Hikmah dari Aur di Tepi Sungai
Di tepi kali, aur berumpun. Angin menderu, air mengalir, dedaunnya berdesau seperti tasbih yang tak pernah berhenti. Ia tidak segagah jati, tidak semegah beringin. Aur kurus, berongga, selalu tunduk ketika angin lewat. Namun di situlah letak kebesarannya.
Orang Melayu berkata dalam pantun:
"Aur di tepi air berlabuh, tempat camar bernyanyi riang.
Hidup rukun janganlah angkuh, hidup bersatu jauhkan malang."

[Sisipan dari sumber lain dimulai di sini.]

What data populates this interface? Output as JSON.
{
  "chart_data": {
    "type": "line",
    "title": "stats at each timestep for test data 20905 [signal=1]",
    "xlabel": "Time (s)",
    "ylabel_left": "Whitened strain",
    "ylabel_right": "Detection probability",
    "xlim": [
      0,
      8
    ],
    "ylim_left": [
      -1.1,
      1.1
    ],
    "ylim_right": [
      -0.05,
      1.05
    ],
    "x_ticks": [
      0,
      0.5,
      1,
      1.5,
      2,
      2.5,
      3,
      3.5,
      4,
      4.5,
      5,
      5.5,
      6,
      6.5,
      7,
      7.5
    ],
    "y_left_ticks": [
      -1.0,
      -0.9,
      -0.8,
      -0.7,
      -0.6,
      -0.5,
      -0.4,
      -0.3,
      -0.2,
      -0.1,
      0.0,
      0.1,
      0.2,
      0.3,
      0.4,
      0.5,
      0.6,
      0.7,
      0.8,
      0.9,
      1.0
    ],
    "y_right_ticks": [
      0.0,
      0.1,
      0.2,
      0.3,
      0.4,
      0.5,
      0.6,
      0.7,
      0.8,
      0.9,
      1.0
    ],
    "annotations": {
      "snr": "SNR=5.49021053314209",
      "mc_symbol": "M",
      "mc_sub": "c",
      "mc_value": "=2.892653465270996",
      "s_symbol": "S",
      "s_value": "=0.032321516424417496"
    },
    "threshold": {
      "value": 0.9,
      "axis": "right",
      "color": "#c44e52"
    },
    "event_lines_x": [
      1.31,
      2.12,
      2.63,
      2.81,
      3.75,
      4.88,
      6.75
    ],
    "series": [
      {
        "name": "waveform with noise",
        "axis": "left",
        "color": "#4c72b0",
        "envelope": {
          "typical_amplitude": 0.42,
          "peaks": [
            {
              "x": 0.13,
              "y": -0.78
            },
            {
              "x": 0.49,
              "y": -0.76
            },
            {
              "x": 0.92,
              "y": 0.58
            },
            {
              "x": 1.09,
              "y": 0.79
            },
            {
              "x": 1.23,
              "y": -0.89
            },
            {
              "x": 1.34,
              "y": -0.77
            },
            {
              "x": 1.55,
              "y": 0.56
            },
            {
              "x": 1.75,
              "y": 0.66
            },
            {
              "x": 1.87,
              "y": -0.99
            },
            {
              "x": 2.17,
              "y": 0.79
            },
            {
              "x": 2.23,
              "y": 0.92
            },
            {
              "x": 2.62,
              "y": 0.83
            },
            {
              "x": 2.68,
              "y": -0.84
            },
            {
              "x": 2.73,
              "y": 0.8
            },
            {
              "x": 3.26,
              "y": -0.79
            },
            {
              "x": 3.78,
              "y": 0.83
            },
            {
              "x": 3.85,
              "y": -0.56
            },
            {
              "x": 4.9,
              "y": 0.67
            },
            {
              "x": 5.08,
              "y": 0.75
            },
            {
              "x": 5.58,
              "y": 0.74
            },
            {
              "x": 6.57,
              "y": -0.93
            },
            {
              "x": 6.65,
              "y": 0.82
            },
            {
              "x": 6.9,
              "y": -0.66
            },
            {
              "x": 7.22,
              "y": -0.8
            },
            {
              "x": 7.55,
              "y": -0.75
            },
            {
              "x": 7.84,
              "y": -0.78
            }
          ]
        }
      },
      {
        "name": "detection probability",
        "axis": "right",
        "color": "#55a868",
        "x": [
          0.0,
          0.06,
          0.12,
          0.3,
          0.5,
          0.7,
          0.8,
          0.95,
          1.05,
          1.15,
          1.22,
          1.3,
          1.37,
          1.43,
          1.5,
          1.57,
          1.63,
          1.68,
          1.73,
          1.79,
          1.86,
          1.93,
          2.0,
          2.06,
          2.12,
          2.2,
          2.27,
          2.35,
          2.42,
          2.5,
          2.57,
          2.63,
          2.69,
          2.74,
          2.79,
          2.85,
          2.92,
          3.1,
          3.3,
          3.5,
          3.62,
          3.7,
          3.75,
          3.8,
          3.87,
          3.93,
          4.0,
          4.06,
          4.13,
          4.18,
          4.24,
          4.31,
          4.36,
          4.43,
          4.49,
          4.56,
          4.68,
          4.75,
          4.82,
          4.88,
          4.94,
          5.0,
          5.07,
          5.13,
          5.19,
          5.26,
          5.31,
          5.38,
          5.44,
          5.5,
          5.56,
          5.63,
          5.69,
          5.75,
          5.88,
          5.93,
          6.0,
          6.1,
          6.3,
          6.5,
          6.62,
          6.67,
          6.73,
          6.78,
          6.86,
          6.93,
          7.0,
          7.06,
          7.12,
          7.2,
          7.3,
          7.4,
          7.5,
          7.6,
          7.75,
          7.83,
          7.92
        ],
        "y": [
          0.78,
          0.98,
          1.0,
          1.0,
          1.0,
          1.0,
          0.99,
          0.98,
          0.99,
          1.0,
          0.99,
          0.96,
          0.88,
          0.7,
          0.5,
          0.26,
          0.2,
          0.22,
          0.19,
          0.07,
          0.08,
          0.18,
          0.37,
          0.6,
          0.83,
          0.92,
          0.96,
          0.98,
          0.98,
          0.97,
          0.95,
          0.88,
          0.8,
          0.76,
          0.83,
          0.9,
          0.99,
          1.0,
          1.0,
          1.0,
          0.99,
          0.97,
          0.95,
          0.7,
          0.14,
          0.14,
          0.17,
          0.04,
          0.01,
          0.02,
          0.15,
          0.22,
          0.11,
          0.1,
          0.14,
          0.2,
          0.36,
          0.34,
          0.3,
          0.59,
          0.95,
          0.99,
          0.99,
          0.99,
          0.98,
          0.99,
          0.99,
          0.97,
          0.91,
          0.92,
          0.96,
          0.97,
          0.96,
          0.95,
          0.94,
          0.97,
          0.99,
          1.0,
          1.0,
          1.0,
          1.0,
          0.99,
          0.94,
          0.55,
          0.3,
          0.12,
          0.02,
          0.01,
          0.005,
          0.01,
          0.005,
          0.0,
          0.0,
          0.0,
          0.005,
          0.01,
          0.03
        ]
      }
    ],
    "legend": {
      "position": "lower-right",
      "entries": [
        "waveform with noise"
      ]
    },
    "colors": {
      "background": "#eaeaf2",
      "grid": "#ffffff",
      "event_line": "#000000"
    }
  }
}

Demikianlah aur atau bambu tidak hidup untuk dirinya semata. Ia hidup untuk tebing yang dijaganya, untuk sungai yang ditahannya, untuk manusia yang dinaunginya. Dari aur kita belajar, bahwa kehidupan sejati adalah tentang memberi, bukan semata-mata memiliki.

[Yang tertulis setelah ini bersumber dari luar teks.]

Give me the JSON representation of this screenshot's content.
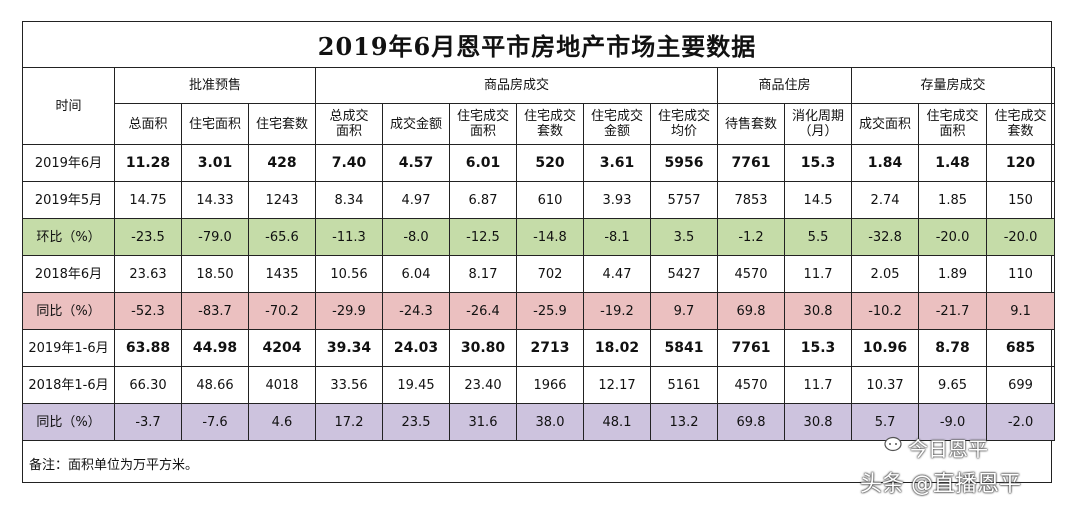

Bambu sebagai Penjaga Ekosistem
Hari ini bumi kita menangis. Hutan ditebang, sungai meluap, tanah terban. Musibah datang silih berganti. Di balik kepanikan manusia, ada aur yang berdiri tegak, menawarkan diri sebagai penolong.
Akar serabut bambu laksana tangan yang memeluk bumi. Ia menahan tanah agar tidak runtuh, menahan air agar tidak meluap. Pada rumpunnya, tersimpan berjuta doa agar bumi tetap utuh.